Sometimes the human need in us to forgive means when we feel hurt and there’s no one else to be angry at, we get angry at God, and in that anger, we need to forgive Him. Even though God doesn’t really need our forgiveness. Even though on a cosmic scale, we understand that He hasn’t done anything wrong and, being God, that He can’t do anything wrong.

It helps us to forgive. It helps us to heal inside. It helps to heal our relationship with God. And out of that, our relationships with everyone else heal, too.

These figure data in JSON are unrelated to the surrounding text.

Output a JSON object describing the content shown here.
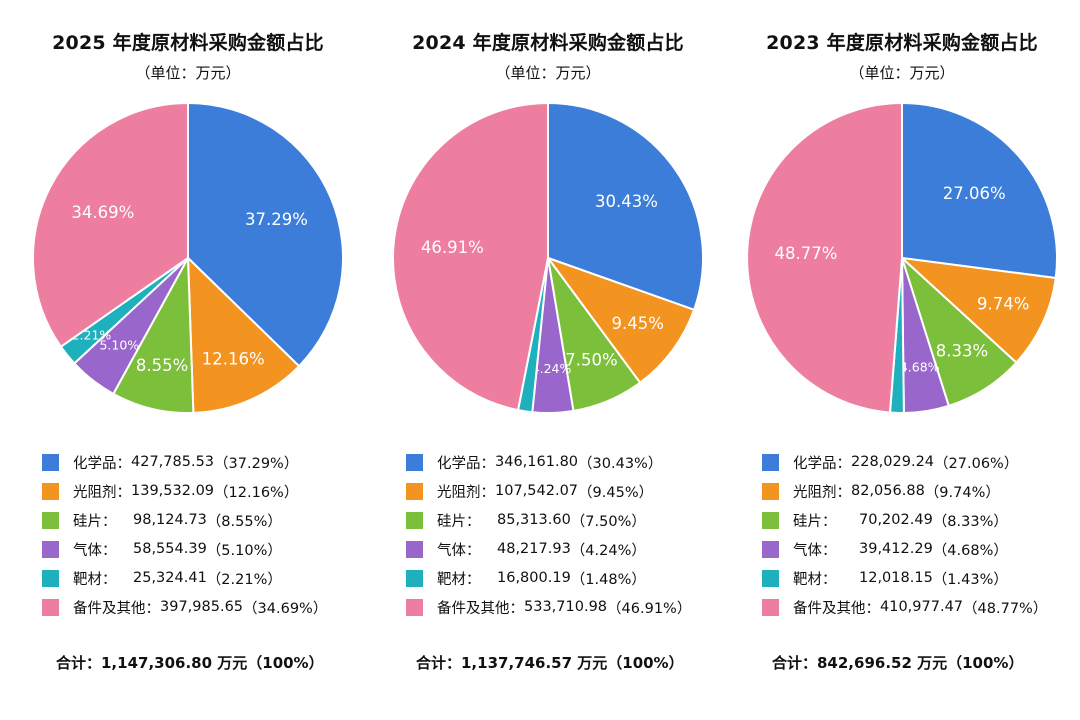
{
  "colors": [
    "#3b7dd8",
    "#f39320",
    "#7cbf3a",
    "#9966cc",
    "#1fb0bd",
    "#ee7ea0"
  ],
  "chart_data": [
    {
      "type": "pie",
      "title": "2025 年度原材料采购金额占比",
      "subtitle": "（单位：万元）",
      "legend": [
        {
          "label": "化学品：",
          "value": "427,785.53",
          "percent": "（37.29%）"
        },
        {
          "label": "光阻剂：",
          "value": "139,532.09",
          "percent": "（12.16%）"
        },
        {
          "label": "硅片：",
          "value": "98,124.73",
          "percent": "（8.55%）"
        },
        {
          "label": "气体：",
          "value": "58,554.39",
          "percent": "（5.10%）"
        },
        {
          "label": "靶材：",
          "value": "25,324.41",
          "percent": "（2.21%）"
        },
        {
          "label": "备件及其他：",
          "value": "397,985.65",
          "percent": "（34.69%）"
        }
      ],
      "slices": [
        {
          "name": "化学品",
          "value": 427785.53,
          "pct": 37.29,
          "label": "37.29%"
        },
        {
          "name": "光阻剂",
          "value": 139532.09,
          "pct": 12.16,
          "label": "12.16%"
        },
        {
          "name": "硅片",
          "value": 98124.73,
          "pct": 8.55,
          "label": "8.55%"
        },
        {
          "name": "气体",
          "value": 58554.39,
          "pct": 5.1,
          "label": "5.10%"
        },
        {
          "name": "靶材",
          "value": 25324.41,
          "pct": 2.21,
          "label": "2.21%"
        },
        {
          "name": "备件及其他",
          "value": 397985.65,
          "pct": 34.69,
          "label": "34.69%"
        }
      ],
      "total": "合计：1,147,306.80 万元（100%）"
    },
    {
      "type": "pie",
      "title": "2024 年度原材料采购金额占比",
      "subtitle": "（单位：万元）",
      "legend": [
        {
          "label": "化学品：",
          "value": "346,161.80",
          "percent": "（30.43%）"
        },
        {
          "label": "光阻剂：",
          "value": "107,542.07",
          "percent": "（9.45%）"
        },
        {
          "label": "硅片：",
          "value": "85,313.60",
          "percent": "（7.50%）"
        },
        {
          "label": "气体：",
          "value": "48,217.93",
          "percent": "（4.24%）"
        },
        {
          "label": "靶材：",
          "value": "16,800.19",
          "percent": "（1.48%）"
        },
        {
          "label": "备件及其他：",
          "value": "533,710.98",
          "percent": "（46.91%）"
        }
      ],
      "slices": [
        {
          "name": "化学品",
          "value": 346161.8,
          "pct": 30.43,
          "label": "30.43%"
        },
        {
          "name": "光阻剂",
          "value": 107542.07,
          "pct": 9.45,
          "label": "9.45%"
        },
        {
          "name": "硅片",
          "value": 85313.6,
          "pct": 7.5,
          "label": "7.50%"
        },
        {
          "name": "气体",
          "value": 48217.93,
          "pct": 4.24,
          "label": "4.24%"
        },
        {
          "name": "靶材",
          "value": 16800.19,
          "pct": 1.48,
          "label": ""
        },
        {
          "name": "备件及其他",
          "value": 533710.98,
          "pct": 46.91,
          "label": "46.91%"
        }
      ],
      "total": "合计：1,137,746.57 万元（100%）"
    },
    {
      "type": "pie",
      "title": "2023 年度原材料采购金额占比",
      "subtitle": "（单位：万元）",
      "legend": [
        {
          "label": "化学品：",
          "value": "228,029.24",
          "percent": "（27.06%）"
        },
        {
          "label": "光阻剂：",
          "value": "82,056.88",
          "percent": "（9.74%）"
        },
        {
          "label": "硅片：",
          "value": "70,202.49",
          "percent": "（8.33%）"
        },
        {
          "label": "气体：",
          "value": "39,412.29",
          "percent": "（4.68%）"
        },
        {
          "label": "靶材：",
          "value": "12,018.15",
          "percent": "（1.43%）"
        },
        {
          "label": "备件及其他：",
          "value": "410,977.47",
          "percent": "（48.77%）"
        }
      ],
      "slices": [
        {
          "name": "化学品",
          "value": 228029.24,
          "pct": 27.06,
          "label": "27.06%"
        },
        {
          "name": "光阻剂",
          "value": 82056.88,
          "pct": 9.74,
          "label": "9.74%"
        },
        {
          "name": "硅片",
          "value": 70202.49,
          "pct": 8.33,
          "label": "8.33%"
        },
        {
          "name": "气体",
          "value": 39412.29,
          "pct": 4.68,
          "label": "4.68%"
        },
        {
          "name": "靶材",
          "value": 12018.15,
          "pct": 1.43,
          "label": ""
        },
        {
          "name": "备件及其他",
          "value": 410977.47,
          "pct": 48.77,
          "label": "48.77%"
        }
      ],
      "total": "合计：842,696.52 万元（100%）"
    }
  ]
}
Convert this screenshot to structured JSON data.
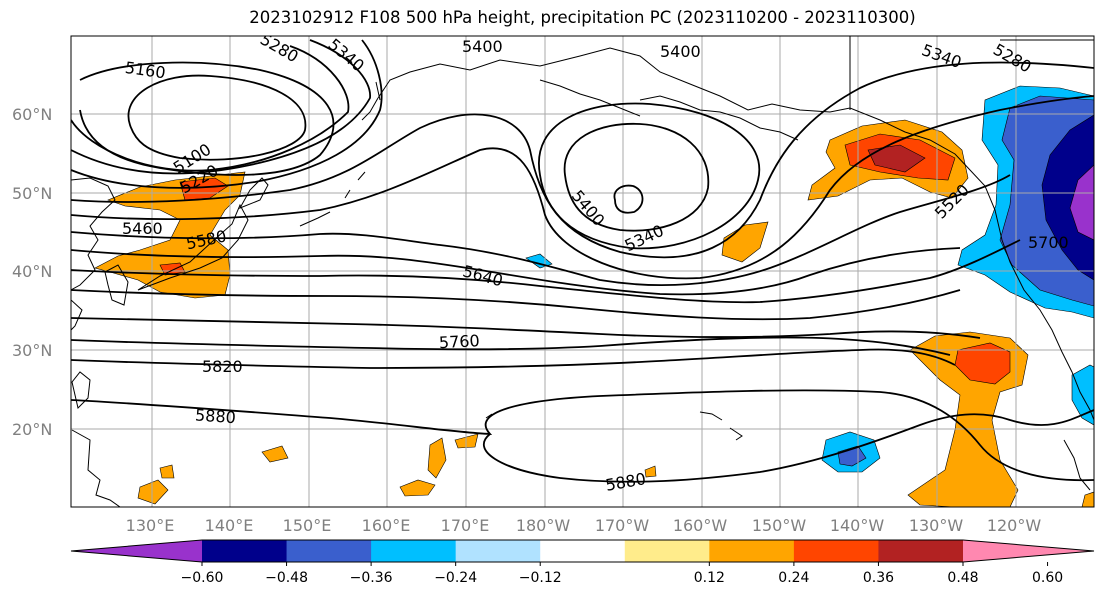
{
  "title": "2023102912 F108 500 hPa height, precipitation PC (2023110200 - 2023110300)",
  "lat_labels": [
    "60°N",
    "50°N",
    "40°N",
    "30°N",
    "20°N"
  ],
  "lon_labels": [
    "130°E",
    "140°E",
    "150°E",
    "160°E",
    "170°E",
    "180°W",
    "170°W",
    "160°W",
    "150°W",
    "140°W",
    "130°W",
    "120°W"
  ],
  "contour_labels": [
    "5160",
    "5100",
    "5220",
    "5280",
    "5340",
    "5400",
    "5400",
    "5340",
    "5400",
    "5460",
    "5580",
    "5640",
    "5760",
    "5820",
    "5880",
    "5880",
    "5340",
    "5280",
    "5520",
    "5700"
  ],
  "colorbar": {
    "colors": [
      "#9932cc",
      "#00008b",
      "#3a5fcd",
      "#00bfff",
      "#b0e2ff",
      "#ffffff",
      "#ffec8b",
      "#ffa500",
      "#ff4500",
      "#b22222",
      "#ff88b0"
    ],
    "ticks": [
      "−0.60",
      "−0.48",
      "−0.36",
      "−0.24",
      "−0.12",
      "0.12",
      "0.24",
      "0.36",
      "0.48",
      "0.60"
    ]
  }
}
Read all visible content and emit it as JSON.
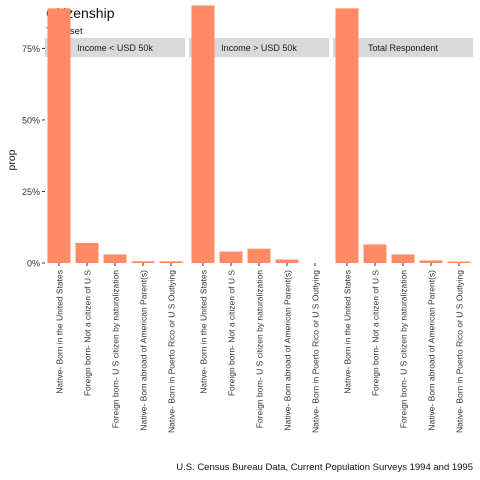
{
  "chart_data": {
    "type": "bar",
    "title": "Citizenship",
    "subtitle": "Train set",
    "caption": "U.S. Census Bureau Data, Current Population Surveys 1994 and 1995",
    "xlabel": "",
    "ylabel": "prop",
    "ylim": [
      0,
      0.72
    ],
    "yticks": [
      0,
      0.25,
      0.5,
      0.75
    ],
    "ytick_labels": [
      "0%",
      "25%",
      "50%",
      "75%"
    ],
    "grid": false,
    "bar_color": "#FF8A65",
    "strip_color": "#D9D9D9",
    "categories": [
      "Native- Born in the United States",
      "Foreign born- Not a citizen of U S",
      "Foreign born- U S citizen by naturalization",
      "Native- Born abroad of American Parent(s)",
      "Native- Born in Puerto Rico or U S Outlying"
    ],
    "facets": [
      {
        "name": "Income < USD 50k",
        "values": [
          0.89,
          0.07,
          0.03,
          0.006,
          0.006
        ]
      },
      {
        "name": "Income > USD 50k",
        "values": [
          0.9,
          0.04,
          0.05,
          0.012,
          0.0
        ]
      },
      {
        "name": "Total Respondent",
        "values": [
          0.89,
          0.065,
          0.03,
          0.009,
          0.005
        ]
      }
    ]
  }
}
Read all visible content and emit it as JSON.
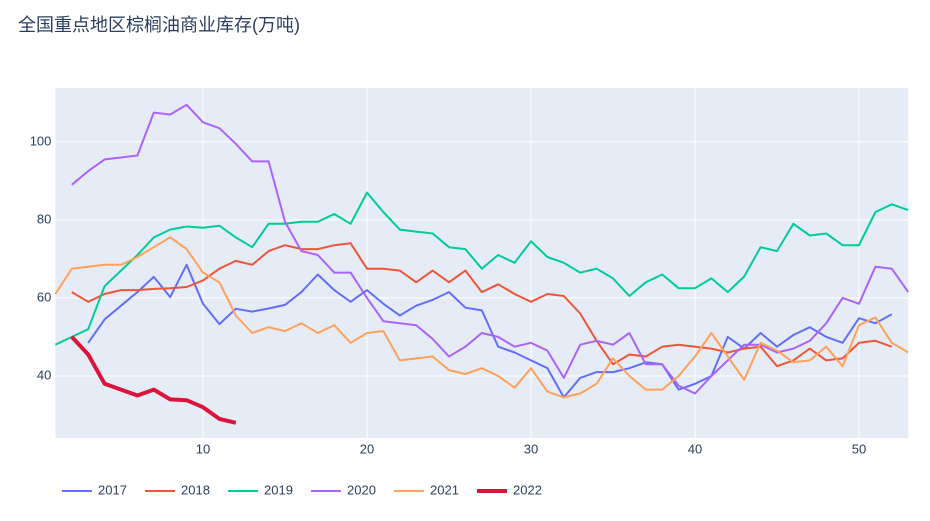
{
  "chart_data": {
    "type": "line",
    "title": "全国重点地区棕榈油商业库存(万吨)",
    "x": [
      1,
      2,
      3,
      4,
      5,
      6,
      7,
      8,
      9,
      10,
      11,
      12,
      13,
      14,
      15,
      16,
      17,
      18,
      19,
      20,
      21,
      22,
      23,
      24,
      25,
      26,
      27,
      28,
      29,
      30,
      31,
      32,
      33,
      34,
      35,
      36,
      37,
      38,
      39,
      40,
      41,
      42,
      43,
      44,
      45,
      46,
      47,
      48,
      49,
      50,
      51,
      52,
      53
    ],
    "xlim": [
      1,
      53
    ],
    "xticks": [
      10,
      20,
      30,
      40,
      50
    ],
    "ylim": [
      24.1,
      113.8
    ],
    "yticks": [
      40,
      60,
      80,
      100
    ],
    "grid": true,
    "legend": "bottom",
    "series": [
      {
        "name": "2017",
        "color": "#636efa",
        "values": [
          null,
          null,
          48.5,
          54.5,
          58,
          61.5,
          65.4,
          60.2,
          68.5,
          58.5,
          53.3,
          57.2,
          56.5,
          57.3,
          58.2,
          61.5,
          66,
          62,
          59,
          62,
          58.5,
          55.5,
          58,
          59.5,
          61.5,
          57.5,
          56.8,
          47.5,
          46,
          44,
          42,
          34.5,
          39.5,
          41,
          41,
          42,
          43.5,
          43,
          36.5,
          38,
          40,
          50,
          47,
          51,
          47.5,
          50.5,
          52.5,
          50,
          48.5,
          54.8,
          53.5,
          55.8,
          null
        ]
      },
      {
        "name": "2018",
        "color": "#ef553b",
        "values": [
          null,
          61.5,
          59,
          61,
          62,
          62,
          62.3,
          62.5,
          62.8,
          64.5,
          67.5,
          69.5,
          68.5,
          72,
          73.5,
          72.5,
          72.5,
          73.5,
          74,
          67.5,
          67.5,
          67,
          64,
          67,
          64,
          67,
          61.5,
          63.5,
          61,
          59,
          61,
          60.5,
          56,
          49,
          43,
          45.5,
          45,
          47.5,
          48,
          47.5,
          47,
          46,
          47,
          47.5,
          42.5,
          44,
          47,
          44,
          44.5,
          48.5,
          49,
          47.5,
          null
        ]
      },
      {
        "name": "2019",
        "color": "#00cc96",
        "values": [
          48,
          50,
          52,
          63,
          67,
          71,
          75.5,
          77.5,
          78.3,
          78,
          78.5,
          75.5,
          73,
          79,
          79,
          79.5,
          79.5,
          81.5,
          79,
          87,
          82,
          77.5,
          77,
          76.5,
          73,
          72.5,
          67.5,
          71,
          69,
          74.5,
          70.5,
          69,
          66.5,
          67.5,
          65,
          60.5,
          64,
          66,
          62.5,
          62.5,
          65,
          61.5,
          65.5,
          73,
          72,
          79,
          76,
          76.5,
          73.5,
          73.5,
          82,
          84,
          82.5
        ]
      },
      {
        "name": "2020",
        "color": "#ab63fa",
        "values": [
          null,
          89,
          92.5,
          95.5,
          96,
          96.5,
          107.5,
          107,
          109.5,
          105,
          103.5,
          99.5,
          95,
          95,
          79.5,
          72,
          71,
          66.5,
          66.5,
          60,
          54,
          53.5,
          53,
          49.5,
          45,
          47.5,
          51,
          50,
          47.5,
          48.5,
          46.5,
          39.5,
          48,
          49,
          48,
          51,
          43,
          43,
          37.5,
          35.5,
          40,
          44,
          48,
          48,
          46,
          47,
          49,
          53.5,
          60,
          58.5,
          68,
          67.5,
          61.5
        ]
      },
      {
        "name": "2021",
        "color": "#ffa15a",
        "values": [
          61,
          67.5,
          68,
          68.5,
          68.5,
          70.5,
          73,
          75.5,
          72.5,
          66.5,
          64,
          55.5,
          51,
          52.5,
          51.5,
          53.5,
          51,
          53,
          48.5,
          51,
          51.5,
          44,
          44.5,
          45,
          41.5,
          40.5,
          42,
          40,
          37,
          42,
          36,
          34.5,
          35.5,
          38,
          44.5,
          40,
          36.5,
          36.5,
          40,
          45,
          51,
          45,
          39,
          48.5,
          46.5,
          43.5,
          44,
          47.5,
          42.5,
          53,
          55,
          48.5,
          46
        ]
      },
      {
        "name": "2022",
        "color": "#dc143c",
        "values": [
          null,
          50,
          45.5,
          38,
          36.5,
          35,
          36.5,
          34,
          33.8,
          32,
          29,
          28,
          null,
          null,
          null,
          null,
          null,
          null,
          null,
          null,
          null,
          null,
          null,
          null,
          null,
          null,
          null,
          null,
          null,
          null,
          null,
          null,
          null,
          null,
          null,
          null,
          null,
          null,
          null,
          null,
          null,
          null,
          null,
          null,
          null,
          null,
          null,
          null,
          null,
          null,
          null,
          null,
          null
        ]
      }
    ]
  }
}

And in the last minutes of Yom Kippur, out of my unbearable loneliness and separation from G-d, I found my ability to forgive. I forgave simply so that we — G-d and I — could be close again. So that we would return to the unity that is meant to be between us. Out my love for Him, my need of Him, my inability to carry on without Him I found the capacity somewhere in me. I reached out to Him in forgiveness and in that moment the pain and blame began to recede.

For me, Yom Kippur has not ended. This forgiveness business is not so easy as to be learned and actualized in a day. My anger and resentment, frustration and intolerance still flare, still cause damage. On my bad days it is hard for me to accept all that is happening, changing, challenging my life. But some new dynamic has entered the process. A softening. An acceptance. A letting go. A…. forgiveness.

For, you see, the last thing I want during the fragility of this time in my life is to be separate from G-d or from those whom I love or from the rising sun or a star-filled night.

Yom Kippur is a gift. It’s God giving us the opportunity to repair the gaps in our lives that stand between us and the people we love. Through forgiveness and asking for forgiveness, we can repair what we have broken in the past year (or anytime in the past). We don’t have to be alone. If we feel alone, much of the time, no one is to blame except us. If we feel the absence of God, it is definitely because we have separated ourselves from Him.

candleGod gave Jay Litvin the gift of forgiveness on Yom Kippur. He forgave God and he repaired the rift between them. God came close to Jay again. Love makes people unforgettable. Love makes God unforgettable. But until we forgive, we remember not the love, but its absence and the pain it causes. Yom Kippur is a reminder. We can forgive at any time. We can stop the loneliness and isolation at any time.

Thankfully, G-d has provided me with the capacity to forgive and, now, in these days since Yom Kippur, he has provided me with the opportunity to reveal that forgiveness. He knows that both He and I, and all those that He and I love, will eventually, continuously do unforgivable things to each other. And despite the pain we will cause each other, we will need to forgive each other.

To not forgive would be an unbearable breach of the unity of creation.

Jay’s article, like Yom Kippur, is a gift. I didn’t realize how dear and precious a gift until I read the very end.

Jay Litvin was born in Chicago in 1944. He moved to Israel in 1993 to serve as medical liaison for Chabad’s Children of Chernobyl program, and took a leading role in airlifting children from the areas contaminated by the Chernobyl nuclear disaster; he also founded and directed Chabad’s Terror Victims program in Israel. Jay passed away in April of 2004 after a valiant four-year battle with non-Hodgkin’s lymphoma, and is survived by his wife, Sharon, and their seven children.

This year, Yom Kippur begins at sundown on Friday, September the 13th, and ends at sundown on Saturday the 14th. As the sun descends toward the western horizon late Saturday evening, will you know that you have been forgiven and that you have forgiven all others, especially God, with all your heart?